Carrying the Alpha's Heir

Chapter 21: Heartbreak



Chapter 21: Heartbreak

Seeing him froze just by hearing the sound of her name breaks my heart into a million pieces. It hurts a lot that even if I don't want to, a tear fell on my cheek.

“Love, what's happening.” He whispered and sat on the bed.

I pushed myself back- I don't want any unnecessary contact with him “Answer me.” I whispered and tried my best to sit.

I am feeling weak, and I find it a disadvantage. How am I supposed to get away from here when all of the overloading information that I found out today is affecting me greatly? I don't think I can ever step forward, even a little.

“Where did you get that name?” He asked, his voice is firm but soft. Maybe he's trying not to offend me.

What for? Why is he trying to protect me? From pain? USELESS!

I stared at him sharply, “Just fucking answer me!” I tried not to shout but I did.

My chest is pounding up and down, I am catching my breath. Readying myself from his possible answer.

“Let's not talk about that love, rest please.”

My anger was too much but I can’t do anything. Tears formed on my eyes again, sobs finally let out off my mouth. I am frustrated and angry! “Are you married to her? Are you in love with her? W-why did you married me? Where is she?” I asked continuously.

He touched my arm, I flinched and pushed him away.

"D-don’t touch me!” I shouted on his face.

I can see shock and confusedness on his face. “What the fuck is happening to you?” He whispered angrily.

That made me angry even more.
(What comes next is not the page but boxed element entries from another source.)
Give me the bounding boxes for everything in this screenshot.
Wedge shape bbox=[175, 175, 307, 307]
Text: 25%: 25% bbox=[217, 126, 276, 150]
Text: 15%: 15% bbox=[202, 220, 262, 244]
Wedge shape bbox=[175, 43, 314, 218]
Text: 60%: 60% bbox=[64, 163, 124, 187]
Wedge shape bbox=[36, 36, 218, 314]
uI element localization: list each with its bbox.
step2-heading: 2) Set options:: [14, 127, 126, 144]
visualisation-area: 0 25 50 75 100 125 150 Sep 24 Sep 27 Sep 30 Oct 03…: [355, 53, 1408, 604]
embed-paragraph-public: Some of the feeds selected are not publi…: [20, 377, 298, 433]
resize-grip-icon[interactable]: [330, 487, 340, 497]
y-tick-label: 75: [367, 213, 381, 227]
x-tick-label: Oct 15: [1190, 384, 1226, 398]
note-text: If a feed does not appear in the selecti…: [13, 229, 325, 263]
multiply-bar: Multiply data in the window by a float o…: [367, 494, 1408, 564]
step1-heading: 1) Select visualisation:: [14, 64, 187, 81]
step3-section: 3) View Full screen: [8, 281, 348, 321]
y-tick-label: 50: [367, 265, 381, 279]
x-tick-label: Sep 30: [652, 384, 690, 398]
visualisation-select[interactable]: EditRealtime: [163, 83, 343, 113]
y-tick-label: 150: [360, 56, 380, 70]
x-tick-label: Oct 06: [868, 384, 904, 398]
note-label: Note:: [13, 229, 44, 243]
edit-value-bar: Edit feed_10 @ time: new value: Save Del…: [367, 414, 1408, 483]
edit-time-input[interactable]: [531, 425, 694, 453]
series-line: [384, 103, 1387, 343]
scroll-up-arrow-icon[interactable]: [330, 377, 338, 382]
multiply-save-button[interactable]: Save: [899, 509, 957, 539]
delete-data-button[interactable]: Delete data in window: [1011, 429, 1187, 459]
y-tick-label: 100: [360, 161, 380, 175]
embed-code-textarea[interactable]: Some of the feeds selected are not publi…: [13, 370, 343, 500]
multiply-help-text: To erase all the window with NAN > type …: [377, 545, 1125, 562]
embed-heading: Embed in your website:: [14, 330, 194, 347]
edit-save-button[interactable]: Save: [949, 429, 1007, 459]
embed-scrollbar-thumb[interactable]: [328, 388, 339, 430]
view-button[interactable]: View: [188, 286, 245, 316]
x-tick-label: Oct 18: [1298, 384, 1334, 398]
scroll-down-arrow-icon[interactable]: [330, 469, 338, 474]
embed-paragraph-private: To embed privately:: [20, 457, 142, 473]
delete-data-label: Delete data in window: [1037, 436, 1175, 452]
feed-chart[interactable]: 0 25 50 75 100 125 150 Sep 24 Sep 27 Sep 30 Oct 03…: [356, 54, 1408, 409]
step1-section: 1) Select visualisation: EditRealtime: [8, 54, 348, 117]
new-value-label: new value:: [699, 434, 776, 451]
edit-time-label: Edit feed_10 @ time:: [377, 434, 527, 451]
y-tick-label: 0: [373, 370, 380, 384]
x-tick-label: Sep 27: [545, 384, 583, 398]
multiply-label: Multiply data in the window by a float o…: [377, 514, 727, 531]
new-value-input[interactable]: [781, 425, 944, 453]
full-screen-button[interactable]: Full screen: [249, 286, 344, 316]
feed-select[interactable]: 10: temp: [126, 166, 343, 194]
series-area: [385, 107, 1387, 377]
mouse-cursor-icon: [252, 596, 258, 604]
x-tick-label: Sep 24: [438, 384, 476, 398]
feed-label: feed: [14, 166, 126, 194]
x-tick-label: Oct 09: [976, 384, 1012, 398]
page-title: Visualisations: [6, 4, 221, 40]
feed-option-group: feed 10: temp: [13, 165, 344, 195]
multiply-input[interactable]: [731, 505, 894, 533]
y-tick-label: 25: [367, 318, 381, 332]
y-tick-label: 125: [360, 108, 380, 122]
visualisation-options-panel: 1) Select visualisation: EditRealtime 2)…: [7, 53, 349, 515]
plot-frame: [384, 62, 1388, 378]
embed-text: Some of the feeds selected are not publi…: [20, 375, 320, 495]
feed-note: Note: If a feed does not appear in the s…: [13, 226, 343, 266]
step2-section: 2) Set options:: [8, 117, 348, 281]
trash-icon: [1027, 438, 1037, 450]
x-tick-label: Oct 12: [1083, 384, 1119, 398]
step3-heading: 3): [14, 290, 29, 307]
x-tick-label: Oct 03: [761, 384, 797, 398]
Even though I am feeling weak, I am so pushed of getting away from here.

When I finally stood up, I held on to my hips because I am panting from too much crying. Plus, my stomach is already big.

“Baby,” He called me.

I wore my boots and walked through the door.

I am scared of him, but my anger is too much that I don't fucking care. I am not sure if what I saw was real. I know it's vague, but how come the animal on the painting was exactly the beast that molested me that night? That can't be possibly a coincidence, right?

"PYRESS!" his thunder-like voice echoed in the room.

I stopped from walking, my knees were shaking.

“I will g-go home..for a while.” I said, trying to compose my shaking voice.

“You're not leaving, damn it.” He spoke.

I gulped. “Yes, I am.” And I stepped out of the door again.

I was walking straight on the hallway when he grabbed my hands. “Get inside,” He ordered.

I pushed his hands away from me. “No!”

He didn't say anything again, but when I felt myself floating, I know he’s carrying me.

He put me down on the bed, I am screaming but he’s not letting go. “She was my mate!” He said it.

My mouth was shut as my eyes stayed looking at his face. At first, his words echoed inside my head as I am trying to absorb it.

Mate? That's an archaic word, but that's also an ancient word for couples in fictions about werewolves.

That fact added on my headache again.

“Where is she,” I said.

He didn't answer, he just took a deep breath. “Please, let's not talk about her.” He begged.

The way he said it, it felt like he's scared. It's so painful for me.

“Do you still love her?” I asked again.

He froze, looking at me with his golden eyes.

He didn't answer, he only took a deep breath.

Is my question that hard that a simple “NO” he cannot answer?

Or

Is that woman still have a special place in his heart like the one in my dreams?

“B-before I, did she own you already?” I sobbed from that question. I held on my chest.

I pity myself, I look desperate, I sound desperate.

I know I am not as beautiful as her, I know she’s beyond words. And if she already owned him, what else can I do?

He didn't answer, he's just looking on the floor.

“THEN WHY DID YOU MARRIED ME?" I strive to know the answer to that question. I wanted to know!

He is just silent. His silence is even more painful.

“Then I presume you only used me. I presume you love her still. I presume I am just a tool, am I correct?” I asked bravely.

I forget the fact that the man in front of me might be the beast, its too much to be true so I am considering that this man in front of me is Vigor, the father of the child I am carrying who married me but I found out that he’s not over with someone yet.

How am I going to absorb that? Is it my fault for finding it all out? Is it? I shut my eyes tightly, I don't know what to do. I want to runaway from here.

“I want to stay at my parent's house for a while.” I said.

This time he raised his head to look at me. “No, you're giving birth soon.” He said.

I creased my forehead. “I'm only 4 months pregnant.” I said.

He took a deep breath and stepped closer to me again.

"Please don't make everything complicated.” He begged.

“Am 1? I just found out that my husband was still in love with someone else,”

He went silent from that.

“Look, I don’t want to argue. I wanted peace of mind. This is too much for me."

He took a deep breath, “Where the fact did you knew about her?” He asked.

I fake a smirk. “I don't know. Maybe in my dreams?” I just said and laid on the bed.

I will runaway from here.

I turned on the other side of the bed and a tear streamed down again. “I will definitely run away from here.” I said to my mind.

Damn, Vigor. You just killed me thrice.